The broader rebound of global software stocks is also driven by three positive catalysts: first, reports from software giants like Snowflake and MongoDB reinforce the signal that "AI is still driving enterprise IT spending," and the market is starting to believe that data, cloud, automation, and essential enterprise workflow software will benefit long term; second, the signal from Huang Renxun at Computex, releasing "AI intelligence agents need more tools and software," along with narratives like RTX Spark, promotes a revaluation of the AI monetization ability of platforms such as ServiceNow, Salesforce, Adobe; third, the deep decline in software stocks at the beginning of the year, coupled with the emergence of a crowded short effect, is leading to obvious position adjustments and short squeezes.
The analyst team at MarketWatch noted that NVIDIA Corporation and Microsoft Corporation's AI PC/local A-side AI intelligent agent narratives are also actively driving the rise of software stocks such as ServiceNow, Adobe, and Asana, as large-scale AI PC penetration may enhance the daily automation usage of these software targets using end-side AI large models.
The tone of "AI disrupting everything" has not completely disappeared, but has shifted from indiscriminate software valuation killings to strict screening of who can turn AI into revenue, and who will be marginalized by AI. Companies like Palo Alto, CrowdStrike, ServiceNow, Salesforce, if they can embed AI into security operations, identity governance, customer service, sales, IT processes, and enterprise data platforms, and demonstrate simultaneous improvements in net retention rates, orders, profit margins, and AI product revenue, they will be seen as AI beneficiaries by the market; conversely, companies with single product modules, lacking platform bundle capabilities, and unable to adapt to AI intelligent agent security and enterprise workflows will suffer valuation discounts.

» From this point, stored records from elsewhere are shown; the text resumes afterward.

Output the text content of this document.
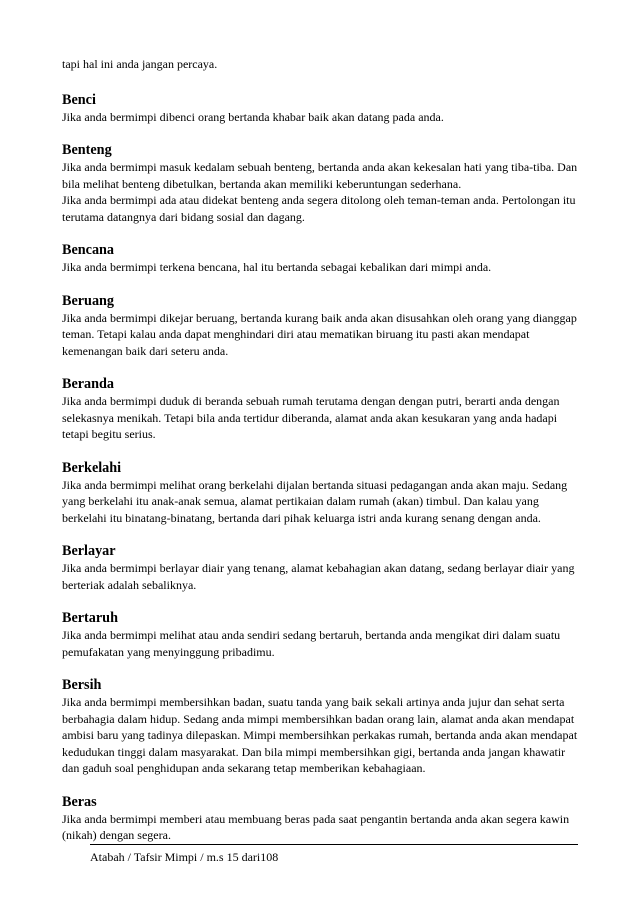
tapi hal ini anda jangan percaya.

Benci

Jika anda bermimpi dibenci orang bertanda khabar baik akan datang pada anda.

Benteng

Jika anda bermimpi masuk kedalam sebuah benteng, bertanda anda akan kekesalan hati yang tiba-tiba. Dan bila melihat benteng dibetulkan, bertanda akan memiliki keberuntungan sederhana.

Jika anda bermimpi ada atau didekat benteng anda segera ditolong oleh teman-teman anda. Pertolongan itu terutama datangnya dari bidang sosial dan dagang.

Bencana

Jika anda bermimpi terkena bencana, hal itu bertanda sebagai kebalikan dari mimpi anda.

Beruang

Jika anda bermimpi dikejar beruang, bertanda kurang baik anda akan disusahkan oleh orang yang dianggap teman. Tetapi kalau anda dapat menghindari diri atau mematikan biruang itu pasti akan mendapat kemenangan baik dari seteru anda.

Beranda

Jika anda bermimpi duduk di beranda sebuah rumah terutama dengan dengan putri, berarti anda dengan selekasnya menikah. Tetapi bila anda tertidur diberanda, alamat anda akan kesukaran yang anda hadapi tetapi begitu serius.

Berkelahi

Jika anda bermimpi melihat orang berkelahi dijalan bertanda situasi pedagangan anda akan maju. Sedang yang berkelahi itu anak-anak semua, alamat pertikaian dalam rumah (akan) timbul. Dan kalau yang berkelahi itu binatang-binatang, bertanda dari pihak keluarga istri anda kurang senang dengan anda.

Berlayar

Jika anda bermimpi berlayar diair yang tenang, alamat kebahagian akan datang, sedang berlayar diair yang berteriak adalah sebaliknya.

Bertaruh

Jika anda bermimpi melihat atau anda sendiri sedang bertaruh, bertanda anda mengikat diri dalam suatu pemufakatan yang menyinggung pribadimu.

Bersih

Jika anda bermimpi membersihkan badan, suatu tanda yang baik sekali artinya anda jujur dan sehat serta berbahagia dalam hidup. Sedang anda mimpi membersihkan badan orang lain, alamat anda akan mendapat ambisi baru yang tadinya dilepaskan. Mimpi membersihkan perkakas rumah, bertanda anda akan mendapat kedudukan tinggi dalam masyarakat. Dan bila mimpi membersihkan gigi, bertanda anda jangan khawatir dan gaduh soal penghidupan anda sekarang tetap memberikan kebahagiaan.

Beras

Jika anda bermimpi memberi atau membuang beras pada saat pengantin bertanda anda akan segera kawin (nikah) dengan segera.

Atabah / Tafsir Mimpi / m.s 15 dari108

In other words, software stocks have not returned to the "everyone rises" old SaaS bull market, but have entered a new stage of "platform-based software operational flow winner takes all" based on AI technology.
From the perspective of AI engineering and industrial logic, the label of "AI losers" is too crude. What is truly vulnerable to AI disruption are single-point software lacking workflow stickiness, data moats, system access points, and compliance audit capabilities; while platform software that can embed AI into core enterprise processes and become the governance layer for agent scheduling may actually benefit from AI. Companies like Palo Alto, CrowdStrike, Snowflake, ServiceNow belong to the latter category, with a higher likelihood, because when AI agents perform tasks in an enterprise, they need to access work orders, customers, permissions, knowledge base, approval flows, and log systems, which will not disappear automatically because the model is stronger, but will become even more critical.